This project performs a comprehensive exploratory data analysis (EDA) on a Parkinson’s disease dataset. The goal is to uncover patterns, relationships, and distinguishing features between Healthy individuals and Parkinson’s patients.
The dataset contains voice measurement features (Jitter, Shimmer, HNR, etc.) collected from subjects. This EDA helps identify key features for further predictive modeling.
- Source: https://archive.ics.uci.edu/ml/machine-learning-databases/parkinsons/parkinsons.data
- Number of records: 195
- Number of features: 22 numeric features + status + name
- Target variable: status (0 = Healthy, 1 = Parkinson’s)
1️⃣ Data Loading and Cleaning
- Checked the shape and column info along with their data types.
- Checked for missing values and duplicate values
- Checked the target variable distribution.
- Removed unnecessary identifier columns (e.g., name).
- Ensured all features are numeric.
- Stored a clean copy for analysis.
2️⃣ Descriptive Statistics
- Computed summary of the numerical data for each column using the .describe() method.

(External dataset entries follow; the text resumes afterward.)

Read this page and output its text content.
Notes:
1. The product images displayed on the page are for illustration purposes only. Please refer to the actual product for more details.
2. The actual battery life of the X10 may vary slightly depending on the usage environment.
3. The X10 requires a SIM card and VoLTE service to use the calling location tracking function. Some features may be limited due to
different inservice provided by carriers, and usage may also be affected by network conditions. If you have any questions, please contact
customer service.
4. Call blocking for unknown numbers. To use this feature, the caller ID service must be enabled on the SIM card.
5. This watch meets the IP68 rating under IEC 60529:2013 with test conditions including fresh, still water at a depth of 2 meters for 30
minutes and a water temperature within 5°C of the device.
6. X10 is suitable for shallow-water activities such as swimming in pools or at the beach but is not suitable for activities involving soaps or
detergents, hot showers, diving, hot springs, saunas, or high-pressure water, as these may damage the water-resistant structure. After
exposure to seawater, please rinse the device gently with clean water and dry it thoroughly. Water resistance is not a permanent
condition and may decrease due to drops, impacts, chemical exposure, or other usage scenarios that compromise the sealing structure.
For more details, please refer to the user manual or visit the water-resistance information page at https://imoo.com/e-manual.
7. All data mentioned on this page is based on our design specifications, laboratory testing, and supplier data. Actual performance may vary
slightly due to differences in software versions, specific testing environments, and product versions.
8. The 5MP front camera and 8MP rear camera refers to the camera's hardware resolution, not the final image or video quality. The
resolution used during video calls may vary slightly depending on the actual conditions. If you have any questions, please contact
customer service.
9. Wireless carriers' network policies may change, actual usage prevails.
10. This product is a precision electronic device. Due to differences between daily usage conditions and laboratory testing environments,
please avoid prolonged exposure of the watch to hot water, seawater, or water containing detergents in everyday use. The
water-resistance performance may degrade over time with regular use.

- Identified features with high variance for further analysis.
- Observed mean differences between Healthy and Parkinson’s groups for various features.
- Features like MDVP:Fo(Hz) and HNR are lower in Parkinson’s patients.

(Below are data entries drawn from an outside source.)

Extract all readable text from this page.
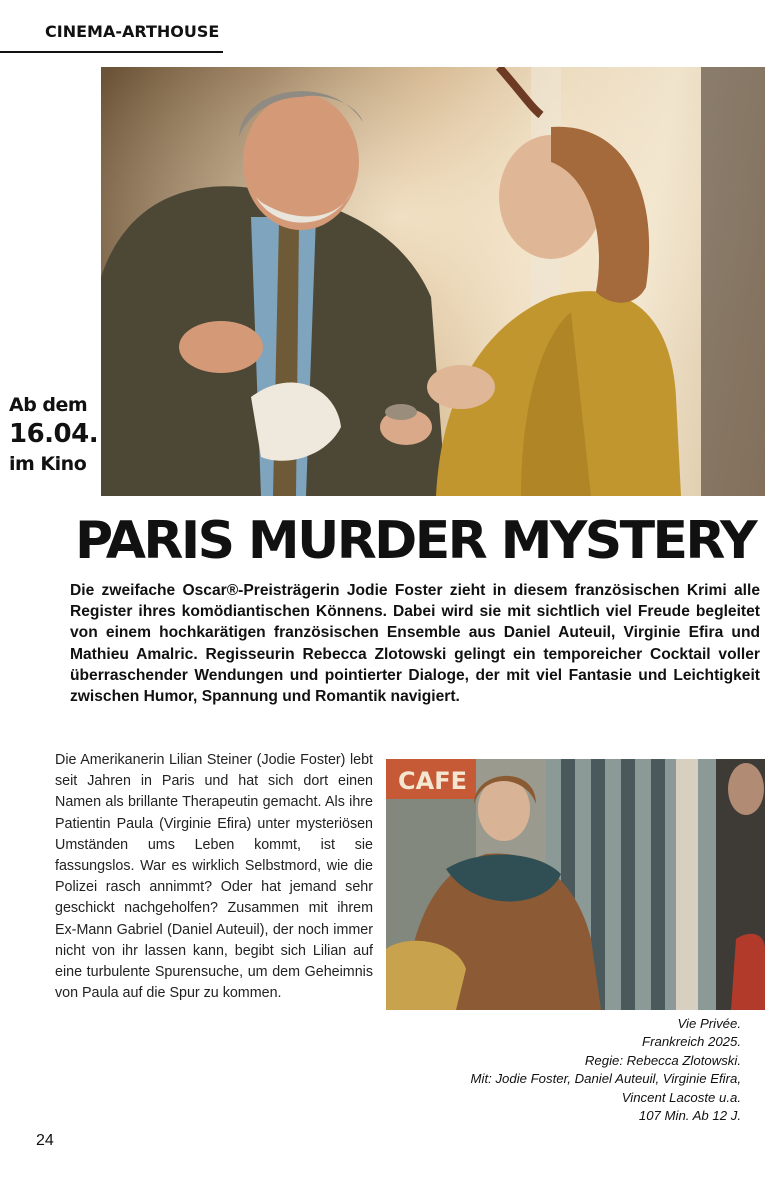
CINEMA-ARTHOUSE
Ab dem
16.04.
im Kino
PARIS MURDER MYSTERY
Die zweifache Oscar®-Preisträgerin Jodie Foster zieht in diesem französischen Krimi alle Register ihres komödiantischen Könnens. Dabei wird sie mit sichtlich viel Freude begleitet von einem hochkarätigen französischen Ensemble aus Daniel Auteuil, Virginie Efira und Mathieu Amalric. Regisseurin Rebecca Zlotowski gelingt ein temporeicher Cocktail voller überraschender Wendungen und pointierter Dialoge, der mit viel Fantasie und Leichtigkeit zwischen Humor, Spannung und Romantik navigiert.
Die Amerikanerin Lilian Steiner (Jodie Foster) lebt seit Jahren in Paris und hat sich dort einen Namen als brillante Therapeutin gemacht. Als ihre Patientin Paula (Virginie Efira) unter mysteriösen Umständen ums Leben kommt, ist sie fassungslos. War es wirklich Selbstmord, wie die Polizei rasch annimmt? Oder hat jemand sehr geschickt nachgeholfen? Zusammen mit ihrem Ex-Mann Gabriel (Daniel Auteuil), der noch immer nicht von ihr lassen kann, begibt sich Lilian auf eine turbulente Spurensuche, um dem Geheimnis von Paula auf die Spur zu kommen.
CAFE
Vie Privée.
Frankreich 2025.
Regie: Rebecca Zlotowski.
Mit: Jodie Foster, Daniel Auteuil, Virginie Efira,
Vincent Lacoste u.a.
107 Min. Ab 12 J.
24
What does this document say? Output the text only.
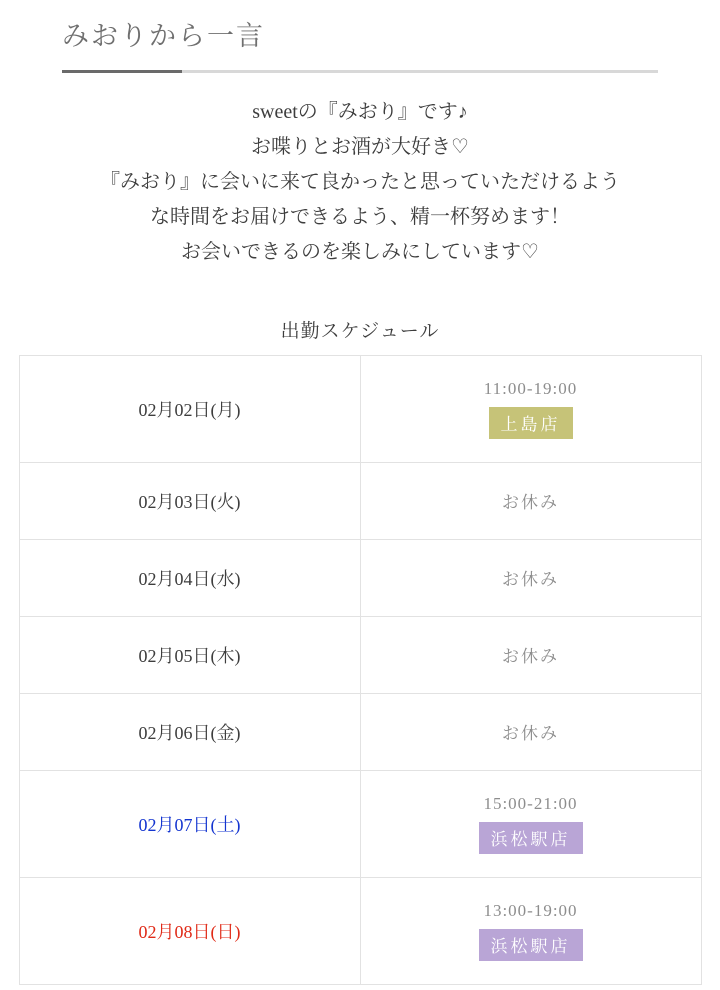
みおりから一言

sweetの『みおり』です♪

お喋りとお酒が大好き♡

『みおり』に会いに来て良かったと思っていただけるよう

な時間をお届けできるよう、精一杯努めます！

お会いできるのを楽しみにしています♡

出勤スケジュール
02月02日(月)	11:00-19:00
上島店
02月03日(火)	お休み
02月04日(水)	お休み
02月05日(木)	お休み
02月06日(金)	お休み
02月07日(土)	15:00-21:00
浜松駅店
02月08日(日)	13:00-19:00
浜松駅店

- Features like spread1, PPE, and MDVP:Shimmer are higher in Parkinson’s patients.
3️⃣ Univariate Analysis
- Plotted distributions of key acoustic features (MDVP:Fo(Hz), HNR, spread1, RPDE, PPE, etc.) by status to visualize how voice characteristics differ between healthy and Parkinson’s individuals.
Insights:
- 📉 MDVP:Fo(Hz) and HNR values are typically lower for Parkinson’s patients.

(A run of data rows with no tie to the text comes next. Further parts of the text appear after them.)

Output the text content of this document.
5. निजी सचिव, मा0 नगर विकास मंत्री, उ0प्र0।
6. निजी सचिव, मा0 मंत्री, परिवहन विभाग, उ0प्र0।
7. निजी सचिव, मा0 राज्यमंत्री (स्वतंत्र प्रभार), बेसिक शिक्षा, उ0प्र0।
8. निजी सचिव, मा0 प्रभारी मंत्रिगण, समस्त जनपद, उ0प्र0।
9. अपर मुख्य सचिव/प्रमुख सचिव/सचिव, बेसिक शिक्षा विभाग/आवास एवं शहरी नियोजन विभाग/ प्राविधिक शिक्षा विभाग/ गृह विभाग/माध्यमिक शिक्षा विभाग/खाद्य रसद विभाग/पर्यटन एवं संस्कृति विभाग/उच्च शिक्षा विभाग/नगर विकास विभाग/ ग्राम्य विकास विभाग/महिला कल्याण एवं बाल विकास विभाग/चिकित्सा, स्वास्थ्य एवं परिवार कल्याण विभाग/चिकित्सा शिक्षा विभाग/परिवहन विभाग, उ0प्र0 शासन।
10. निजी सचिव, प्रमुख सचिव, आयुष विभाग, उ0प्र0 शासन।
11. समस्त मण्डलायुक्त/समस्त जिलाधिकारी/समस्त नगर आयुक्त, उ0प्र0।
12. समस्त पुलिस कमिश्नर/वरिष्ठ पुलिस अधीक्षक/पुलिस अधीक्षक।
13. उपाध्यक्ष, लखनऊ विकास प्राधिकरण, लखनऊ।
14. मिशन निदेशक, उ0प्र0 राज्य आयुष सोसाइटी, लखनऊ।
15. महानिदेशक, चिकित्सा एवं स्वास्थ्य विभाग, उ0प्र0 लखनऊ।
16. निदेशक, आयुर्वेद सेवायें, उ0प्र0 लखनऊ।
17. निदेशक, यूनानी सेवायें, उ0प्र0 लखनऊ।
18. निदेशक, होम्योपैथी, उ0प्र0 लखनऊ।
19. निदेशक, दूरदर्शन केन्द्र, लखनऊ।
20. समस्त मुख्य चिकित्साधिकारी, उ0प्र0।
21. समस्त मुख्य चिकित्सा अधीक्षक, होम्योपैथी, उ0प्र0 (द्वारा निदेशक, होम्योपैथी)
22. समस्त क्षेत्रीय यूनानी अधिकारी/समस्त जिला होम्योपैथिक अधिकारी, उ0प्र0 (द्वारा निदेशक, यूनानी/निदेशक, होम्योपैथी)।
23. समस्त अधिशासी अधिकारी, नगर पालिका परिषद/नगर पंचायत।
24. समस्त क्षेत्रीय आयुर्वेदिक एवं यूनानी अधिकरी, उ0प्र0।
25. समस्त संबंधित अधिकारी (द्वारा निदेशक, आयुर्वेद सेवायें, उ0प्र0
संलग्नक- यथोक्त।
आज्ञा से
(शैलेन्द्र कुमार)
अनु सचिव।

- 📈 spread1, RPDE, and PPE are higher for Parkinson’s patients, indicating greater voice signal irregularity.
- The clear shifts in distributions suggest that these features are strong indicators for distinguishing between the two classes.
4️⃣ Bivariate Analysis
- Observed differences in median, spread, and outliers using Boxplots.
Insights:
- Identified top distinguishing features: MDVP:Fo(Hz), HNR (lower in Parkinson’s), RDPE, spread1, PPE (higher in Parkinson’s)
- Individuals with Parkinson's (Status 1) exhibit significantly lower vocal frequencies (MDVP:Fo, MDVP:Flo) and Harmonics-to-Noise Ratio (HNR). Conversely, measures of vocal irregularity and complexity like PPE, RPDE, and spread1 are markedly higher in the Parkinson's group.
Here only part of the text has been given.